La activista Tashi Lhazom, con una vena a punto de estallarle en la frente, resumió la situación con la frustración de quien paga el internet de toda la cuadra y es el único al que se le va la señal. «¿Qué le hicimos al universo para merecer esto? Somos como el vegano en un asado, no participamos en la carnicería pero igual nos salpica la grasa». Y es que Nepal emite menos gases de efecto invernadero que un comediante sin gracia, pero le tocó pagar los platos rotos de la fiesta industrial de otros. Es como si te cayera encima el techo del vecino de arriba porque se le ocurrió instalar una alberca olímpica en su sala.
Los científicos, esos aguafiestas con datos, confirman que esto es el efecto dominó pero con avalanchas, inundaciones y un final que no es para nada divertido. Según ellos, el derretimiento de los glaciares se ha duplicado, lo que básicamente significa que las montañas están sudando de nervios. Tenzing Chogyal Sherpa, un glaciólogo que ya está harto de explicar lo obvio, señaló a los países contaminantes como un niño chismoso en el recreo: «¡Señorita, fueron ellos! Tienen que asumir su responsabilidad y, de perdida, invitar los refrescos».

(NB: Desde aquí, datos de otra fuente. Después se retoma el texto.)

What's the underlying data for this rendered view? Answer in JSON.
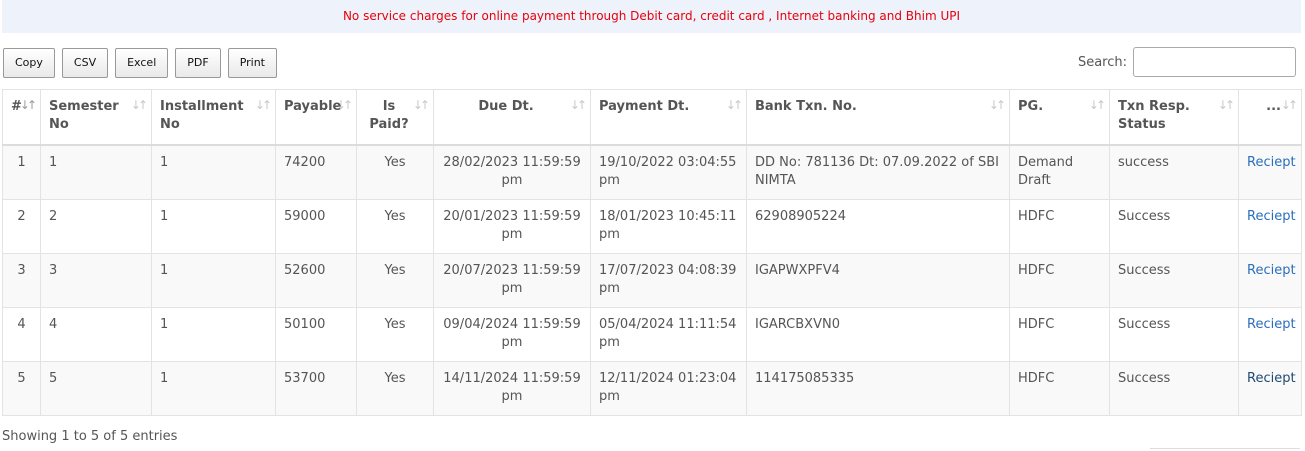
{
  "notice": "No service charges for online payment through Debit card, credit card , Internet banking and Bhim UPI",
  "toolbar": {
    "copy": "Copy",
    "csv": "CSV",
    "excel": "Excel",
    "pdf": "PDF",
    "print": "Print"
  },
  "search": {
    "label": "Search:",
    "value": ""
  },
  "table": {
    "headers": [
      "#",
      "Semester No",
      "Installment No",
      "Payable",
      "Is Paid?",
      "Due Dt.",
      "Payment Dt.",
      "Bank Txn. No.",
      "PG.",
      "Txn Resp. Status",
      "..."
    ],
    "rows": [
      {
        "idx": "1",
        "semester": "1",
        "installment": "1",
        "payable": "74200",
        "paid": "Yes",
        "due": "28/02/2023 11:59:59 pm",
        "payment": "19/10/2022 03:04:55 pm",
        "bank_txn": "DD No: 781136 Dt: 07.09.2022 of SBI NIMTA",
        "pg": "Demand Draft",
        "status": "success",
        "action": "Reciept"
      },
      {
        "idx": "2",
        "semester": "2",
        "installment": "1",
        "payable": "59000",
        "paid": "Yes",
        "due": "20/01/2023 11:59:59 pm",
        "payment": "18/01/2023 10:45:11 pm",
        "bank_txn": "62908905224",
        "pg": "HDFC",
        "status": "Success",
        "action": "Reciept"
      },
      {
        "idx": "3",
        "semester": "3",
        "installment": "1",
        "payable": "52600",
        "paid": "Yes",
        "due": "20/07/2023 11:59:59 pm",
        "payment": "17/07/2023 04:08:39 pm",
        "bank_txn": "IGAPWXPFV4",
        "pg": "HDFC",
        "status": "Success",
        "action": "Reciept"
      },
      {
        "idx": "4",
        "semester": "4",
        "installment": "1",
        "payable": "50100",
        "paid": "Yes",
        "due": "09/04/2024 11:59:59 pm",
        "payment": "05/04/2024 11:11:54 pm",
        "bank_txn": "IGARCBXVN0",
        "pg": "HDFC",
        "status": "Success",
        "action": "Reciept"
      },
      {
        "idx": "5",
        "semester": "5",
        "installment": "1",
        "payable": "53700",
        "paid": "Yes",
        "due": "14/11/2024 11:59:59 pm",
        "payment": "12/11/2024 01:23:04 pm",
        "bank_txn": "114175085335",
        "pg": "HDFC",
        "status": "Success",
        "action": "Reciept"
      }
    ]
  },
  "footer": {
    "info": "Showing 1 to 5 of 5 entries"
  },
  "colors": {
    "notice_text": "#e8000b",
    "notice_bg": "#eef3fb",
    "link": "#2a6fbd"
  },
  "icons": {
    "sort": "sort-arrows-icon",
    "sort_asc": "sort-ascending-icon"
  }
}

El gobierno nepalí, por su parte, ha pasado de su diplomático «namasté» a un más directo «¡oigan, hagan algo, carajo!» en la escena mundial. El ministro de Exteriores aclaró que no están pidiendo caridad, sino «justicia climática», que suena a que quieren que los países ricos paguen una pensión alimenticia por su hijo bastardo, el calentamiento global. Quieren sistemas de alerta, intercambio de información y, si no es mucho pedir, que alguien le ponga un alto al termostato del planeta antes de que el Everest se convierta en un tobogán acuático.

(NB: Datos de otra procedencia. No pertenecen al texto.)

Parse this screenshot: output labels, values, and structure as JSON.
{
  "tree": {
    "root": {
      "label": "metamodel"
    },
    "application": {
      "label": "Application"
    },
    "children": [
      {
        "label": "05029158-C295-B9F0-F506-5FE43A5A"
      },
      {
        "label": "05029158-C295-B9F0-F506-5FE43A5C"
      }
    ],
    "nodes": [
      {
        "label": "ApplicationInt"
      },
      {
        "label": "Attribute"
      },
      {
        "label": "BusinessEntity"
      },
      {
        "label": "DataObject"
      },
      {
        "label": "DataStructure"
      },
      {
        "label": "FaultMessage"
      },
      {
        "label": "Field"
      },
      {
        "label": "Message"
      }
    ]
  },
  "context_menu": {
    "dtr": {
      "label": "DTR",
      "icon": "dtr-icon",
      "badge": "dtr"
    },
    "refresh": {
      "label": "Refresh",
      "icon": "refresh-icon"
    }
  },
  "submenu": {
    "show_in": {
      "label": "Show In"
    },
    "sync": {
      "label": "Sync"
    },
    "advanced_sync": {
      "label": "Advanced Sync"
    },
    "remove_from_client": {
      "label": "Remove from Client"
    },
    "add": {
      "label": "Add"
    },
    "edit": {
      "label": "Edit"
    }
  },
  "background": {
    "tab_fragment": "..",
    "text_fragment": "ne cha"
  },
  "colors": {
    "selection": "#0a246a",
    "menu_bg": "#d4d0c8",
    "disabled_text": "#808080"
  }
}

Mientras los políticos debaten si la ayuda es un acto de caridad o una compensación kármica obligatoria, la realidad es que lo que pasa en el Himalaya, no se queda en el Himalaya. Es una amenaza regional que se expande más rápido que un rumor en la oficina. En su campamento improvisado, a Pemba Chhring Tamang todo esto le importa un comino. «Nacimos aquí», reflexiona con la mirada perdida. «¿Y ahora qué? ¿Ponemos un negocio de raspados?».